Trust & Love & Happiness...

So today's topic is trusting your partner.

Example: The lover randomly told me that an old "girl" friend, notice the separation of words, asked to take him out for dinner since his birthday had just passed. He didn't invite me to go, didn't say what time he'd be back or anything else really. So I automatically said "ok, have fun". Now I don't know this friend of his, I've met her once for all of about 15 minutes and she was cute, shy and I could tell her and the lover had a lot in common. It was nice to see him reconnect with someone, didn't matter that it was a girl.

My sister's reaction was to come home, ask where he was and then unload the million questions she had running through her head. Where did they go? What time is he coming back? Did he go with just her or were more people going?

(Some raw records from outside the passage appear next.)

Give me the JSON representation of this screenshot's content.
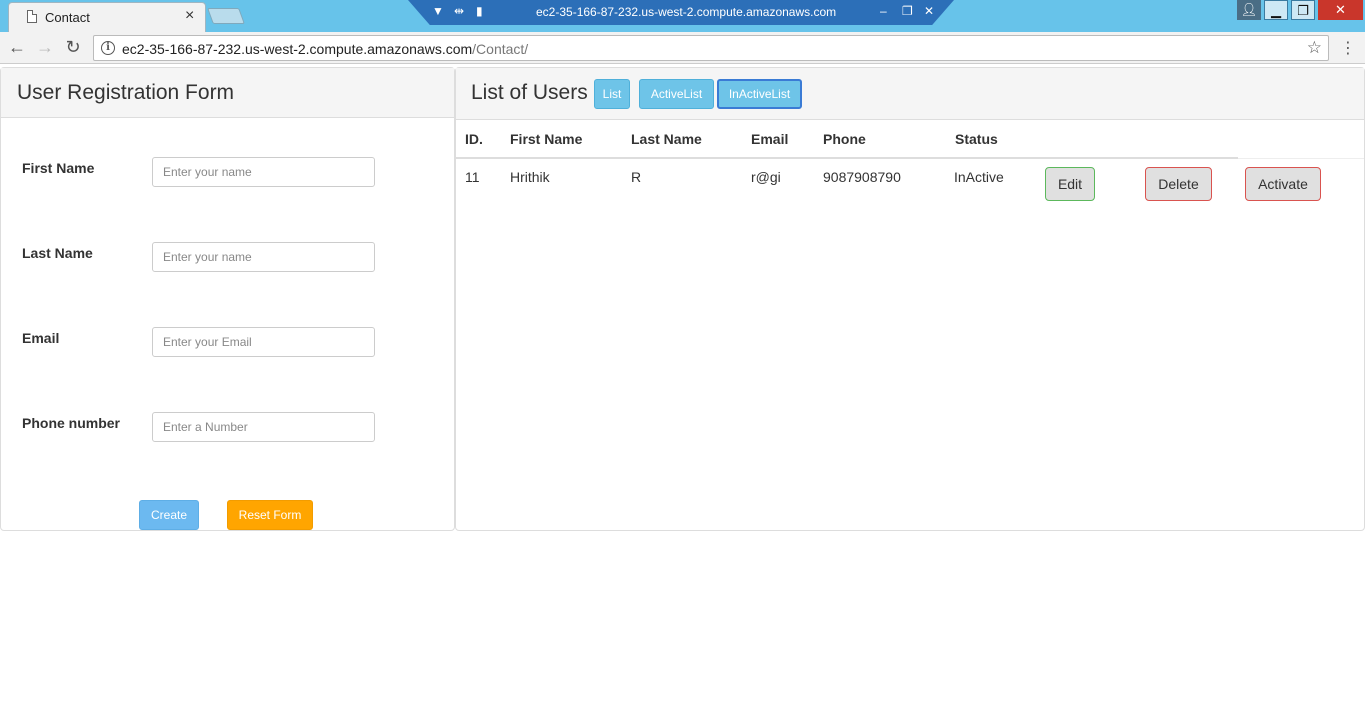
{
  "browser": {
    "tab_title": "Contact",
    "tab_close": "×",
    "remote_title": "ec2-35-166-87-232.us-west-2.compute.amazonaws.com",
    "url_host": "ec2-35-166-87-232.us-west-2.compute.amazonaws.com",
    "url_path": "/Contact/",
    "icons": [
      "document-icon",
      "back-arrow-icon",
      "forward-arrow-icon",
      "reload-icon",
      "info-icon",
      "star-icon",
      "menu-icon"
    ]
  },
  "form": {
    "title": "User Registration Form",
    "fields": [
      {
        "label": "First Name",
        "placeholder": "Enter your name"
      },
      {
        "label": "Last Name",
        "placeholder": "Enter your name"
      },
      {
        "label": "Email",
        "placeholder": "Enter your Email"
      },
      {
        "label": "Phone number",
        "placeholder": "Enter a Number"
      }
    ],
    "create_label": "Create",
    "reset_label": "Reset Form"
  },
  "users": {
    "title": "List of Users",
    "filter_buttons": [
      "List",
      "ActiveList",
      "InActiveList"
    ],
    "columns": [
      "ID.",
      "First Name",
      "Last Name",
      "Email",
      "Phone",
      "Status"
    ],
    "rows": [
      {
        "id": "11",
        "first": "Hrithik",
        "last": "R",
        "email": "r@gi",
        "phone": "9087908790",
        "status": "InActive",
        "actions": [
          "Edit",
          "Delete",
          "Activate"
        ]
      }
    ]
  },
  "colors": {
    "create": "#6cb9f0",
    "reset": "#ffa500",
    "filter": "#6ec4e8",
    "titlebar": "#67c3ea"
  }
}
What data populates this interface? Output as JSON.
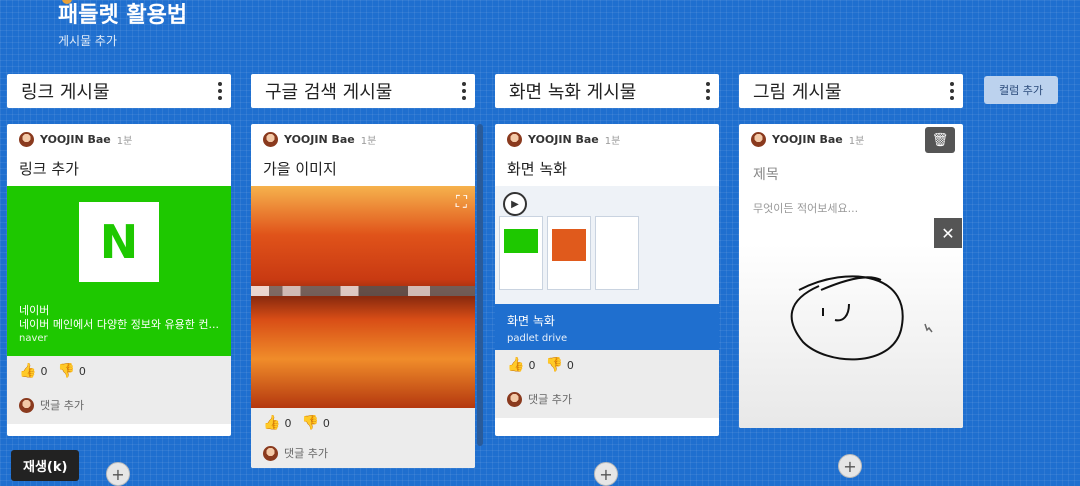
{
  "header": {
    "title": "패들렛 활용법",
    "subtitle": "게시물 추가"
  },
  "add_column_label": "컬럼 추가",
  "columns": [
    {
      "title": "링크 게시물"
    },
    {
      "title": "구글 검색 게시물"
    },
    {
      "title": "화면 녹화 게시물"
    },
    {
      "title": "그림 게시물"
    }
  ],
  "cards": {
    "link": {
      "author": "YOOJIN Bae",
      "time": "1분",
      "title": "링크 추가",
      "logo_letter": "N",
      "link_title": "네이버",
      "link_desc": "네이버 메인에서 다양한 정보와 유용한 컨...",
      "link_source": "naver",
      "likes": "0",
      "dislikes": "0",
      "comment_label": "댓글 추가"
    },
    "google": {
      "author": "YOOJIN Bae",
      "time": "1분",
      "title": "가을 이미지",
      "likes": "0",
      "dislikes": "0",
      "comment_label": "댓글 추가"
    },
    "video": {
      "author": "YOOJIN Bae",
      "time": "1분",
      "title": "화면 녹화",
      "caption_title": "화면 녹화",
      "caption_sub": "padlet drive",
      "likes": "0",
      "dislikes": "0",
      "comment_label": "댓글 추가"
    },
    "drawing": {
      "author": "YOOJIN Bae",
      "time": "1분",
      "title_placeholder": "제목",
      "body_placeholder": "무엇이든 적어보세요..."
    }
  },
  "tooltip": "재생(k)",
  "colors": {
    "background": "#1f6fcf",
    "naver_green": "#1ec800"
  },
  "icons": [
    "kebab-icon",
    "thumbs-up-icon",
    "thumbs-down-icon",
    "trash-icon",
    "close-icon",
    "plus-icon",
    "play-icon",
    "expand-icon"
  ]
}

Why didn't he invite you? etc...

My reaction to all this was to laugh. I didn't care who he was with or what time he'd be home. I only hoped he was having a blast with whoever was there.

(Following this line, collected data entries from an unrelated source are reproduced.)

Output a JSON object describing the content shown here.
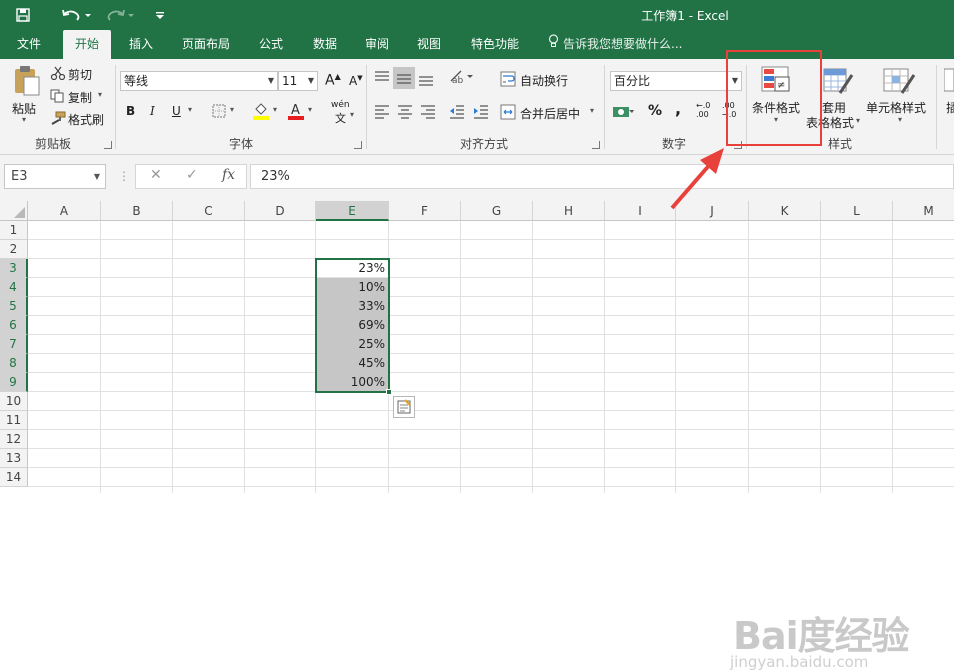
{
  "window": {
    "title": "工作簿1 - Excel"
  },
  "quick_access": {
    "save_icon": "save-icon",
    "undo_icon": "undo-icon",
    "redo_icon": "redo-icon",
    "customize_icon": "customize-qat-icon"
  },
  "tabs": [
    "文件",
    "开始",
    "插入",
    "页面布局",
    "公式",
    "数据",
    "审阅",
    "视图",
    "特色功能"
  ],
  "active_tab": "开始",
  "tell_me": "告诉我您想要做什么...",
  "ribbon": {
    "clipboard": {
      "paste": "粘贴",
      "cut": "剪切",
      "copy": "复制",
      "format_painter": "格式刷",
      "label": "剪贴板"
    },
    "font": {
      "name": "等线",
      "size": "11",
      "bold": "B",
      "italic": "I",
      "underline": "U",
      "wen": "wén",
      "wen2": "文",
      "grow": "A",
      "shrink": "A",
      "label": "字体"
    },
    "alignment": {
      "wrap": "自动换行",
      "merge": "合并后居中",
      "label": "对齐方式"
    },
    "number": {
      "format": "百分比",
      "percent": "%",
      "comma": ",",
      "inc_decimal": "←.0 .00",
      "dec_decimal": ".00 →.0",
      "label": "数字"
    },
    "styles": {
      "conditional": "条件格式",
      "table_line1": "套用",
      "table_line2": "表格格式",
      "cell_styles": "单元格样式",
      "label": "样式"
    },
    "cells": {
      "insert": "插"
    }
  },
  "formula_bar": {
    "name_box": "E3",
    "cancel": "✕",
    "enter": "✓",
    "fx": "fx",
    "content": "23%"
  },
  "columns": [
    "A",
    "B",
    "C",
    "D",
    "E",
    "F",
    "G",
    "H",
    "I",
    "J",
    "K",
    "L",
    "M"
  ],
  "rows": [
    "1",
    "2",
    "3",
    "4",
    "5",
    "6",
    "7",
    "8",
    "9",
    "10",
    "11",
    "12",
    "13",
    "14"
  ],
  "cells": {
    "E3": "23%",
    "E4": "10%",
    "E5": "33%",
    "E6": "69%",
    "E7": "25%",
    "E8": "45%",
    "E9": "100%"
  },
  "selected_column": "E",
  "selected_rows": [
    "3",
    "4",
    "5",
    "6",
    "7",
    "8",
    "9"
  ],
  "colors": {
    "brand": "#217346",
    "highlight": "#e8413c",
    "selection_fill": "#c6c6c6"
  },
  "watermark": {
    "logo": "Bai度经验",
    "url": "jingyan.baidu.com"
  }
}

He came home around midnight with his friend behind him. They had definitely been drinking, they walked in, said hello and started drinking again while they chatted. I said hello, then after about 20 minutes said good night and went to bed....leaving them downstairs, drinking, by themselves.

Now I understand that most girls would be, waiting up for their guy and if he came home with the "girl" friend they'd throw a major hissy fit and chew their man's head off the next day about it. I don't get that. I asked him the next day if he had fun and listened to his little story about how the night went and then moved on with my day.

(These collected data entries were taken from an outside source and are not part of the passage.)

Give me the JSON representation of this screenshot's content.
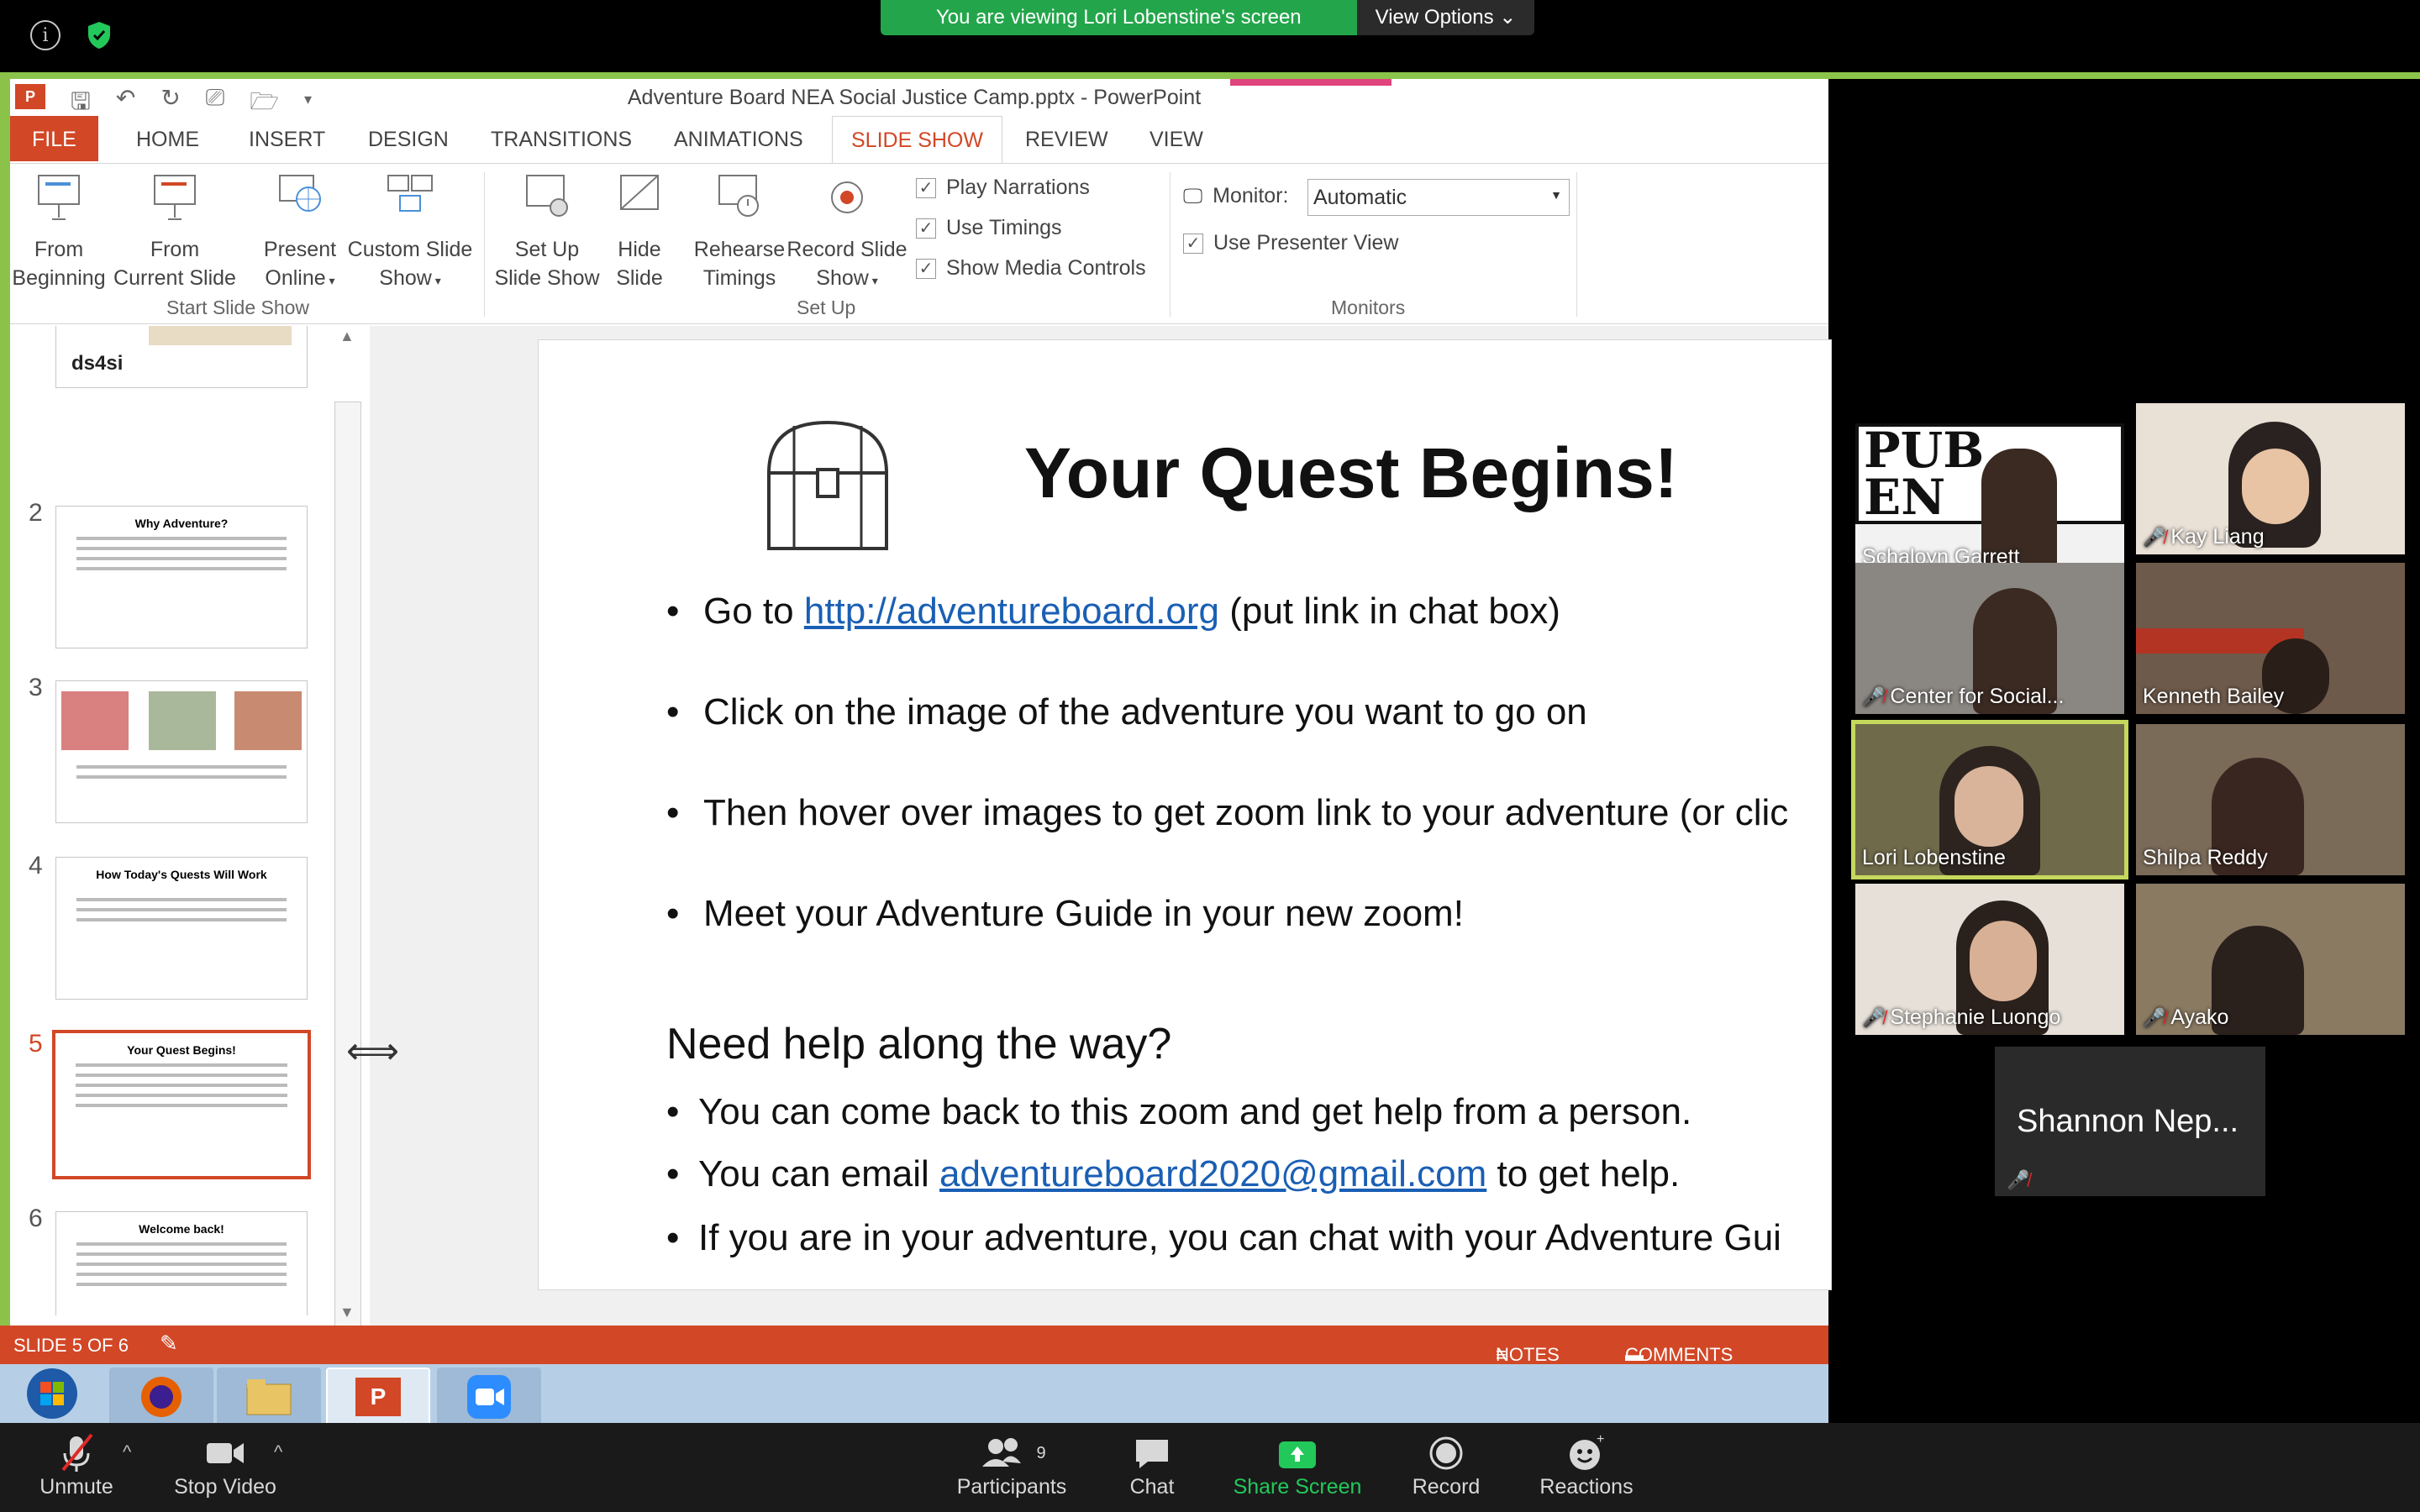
{
  "zoom": {
    "share_banner": "You are viewing Lori Lobenstine's screen",
    "view_options": "View Options",
    "bottom": {
      "unmute": "Unmute",
      "stop_video": "Stop Video",
      "participants": "Participants",
      "participants_count": "9",
      "chat": "Chat",
      "share_screen": "Share Screen",
      "record": "Record",
      "reactions": "Reactions"
    },
    "participants": [
      {
        "name": "Schaloyn Garrett",
        "muted": false
      },
      {
        "name": "Kay Liang",
        "muted": true
      },
      {
        "name": "Center for Social...",
        "muted": true
      },
      {
        "name": "Kenneth Bailey",
        "muted": false
      },
      {
        "name": "Lori Lobenstine",
        "muted": false
      },
      {
        "name": "Shilpa Reddy",
        "muted": false
      },
      {
        "name": "Stephanie Luongo",
        "muted": true
      },
      {
        "name": "Ayako",
        "muted": true
      }
    ],
    "name_tile": "Shannon Nep..."
  },
  "ppt": {
    "window_title": "Adventure Board NEA Social Justice Camp.pptx - PowerPoint",
    "tabs": [
      "FILE",
      "HOME",
      "INSERT",
      "DESIGN",
      "TRANSITIONS",
      "ANIMATIONS",
      "SLIDE SHOW",
      "REVIEW",
      "VIEW"
    ],
    "active_tab": "SLIDE SHOW",
    "ribbon": {
      "from_beginning_1": "From",
      "from_beginning_2": "Beginning",
      "from_current_1": "From",
      "from_current_2": "Current Slide",
      "present_online_1": "Present",
      "present_online_2": "Online",
      "custom_show_1": "Custom Slide",
      "custom_show_2": "Show",
      "group_start": "Start Slide Show",
      "setup_show_1": "Set Up",
      "setup_show_2": "Slide Show",
      "hide_slide_1": "Hide",
      "hide_slide_2": "Slide",
      "rehearse_1": "Rehearse",
      "rehearse_2": "Timings",
      "record_1": "Record Slide",
      "record_2": "Show",
      "play_narrations": "Play Narrations",
      "use_timings": "Use Timings",
      "show_media": "Show Media Controls",
      "group_setup": "Set Up",
      "monitor_label": "Monitor:",
      "monitor_value": "Automatic",
      "presenter_view": "Use Presenter View",
      "group_monitors": "Monitors"
    },
    "thumbnails": [
      {
        "num": "2",
        "title": "Why Adventure?"
      },
      {
        "num": "3",
        "title": ""
      },
      {
        "num": "4",
        "title": "How Today's Quests Will Work"
      },
      {
        "num": "5",
        "title": "Your Quest Begins!"
      },
      {
        "num": "6",
        "title": "Welcome back!"
      }
    ],
    "thumb1_text": "ds4si",
    "slide": {
      "title": "Your Quest Begins!",
      "b1_pre": "Go to ",
      "b1_link": "http://adventureboard.org",
      "b1_post": "  (put link in chat box)",
      "b2": "Click on the image of the adventure you want to go on",
      "b3": "Then hover over images to get zoom link to your adventure (or clic",
      "b4": "Meet your Adventure Guide in your new zoom!",
      "help_head": "Need help along the way?",
      "h1": "You can come back to this zoom and get help from a person.",
      "h2_pre": "You can email ",
      "h2_link": "adventureboard2020@gmail.com",
      "h2_post": " to get help.",
      "h3": "If you are in your adventure, you can chat with your Adventure Gui"
    },
    "status": {
      "slide_of": "SLIDE 5 OF 6",
      "notes": "NOTES",
      "comments": "COMMENTS"
    }
  },
  "colors": {
    "accent_ppt": "#d24726",
    "zoom_green": "#23a64b",
    "speaker_outline": "#c6d85c"
  }
}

Now I have people ask me all the time about my relationship with my hubby.
They will tell me they don't understand how I can let him go out and not ask where he's going or when he's coming home or who he's going with....
Well I don't understand why people are soo hung  up on knowing every single little detail.

I find it ridiculous that girls get that way. If a guy wants to cheat he will do it whether you ask him a million questions or not. I have trust that my hubby loves me, wants to be with me and has no need to be with someone else. I can't say I am not jealous and that I never worry about the hubby finding some hotter, funner, skinnier, more sexually pleasing chick....but me nagging him about it is sure as hell not gonna help the situation. All your going to do is frustrate your partner by asking a million questions and then hurt their feelings by showing you don't trust them

I TRUST entirely in my hubby to love me and be with only me. I can sit there and check out chicks with him...tell him "oh my gosh look at that girls boobs!!! DAMN they look good!" ha ha ha ha Flirting is ok as long as it's just that...flirting. If the day comes that he feels he needs more attention from someone else then we'll talk about it and figure out what to do with our relationship. I am not insecure in my relationship. I feel truly LOVED by my hunkalicious papabear and I believe he has no interest in anyone but me.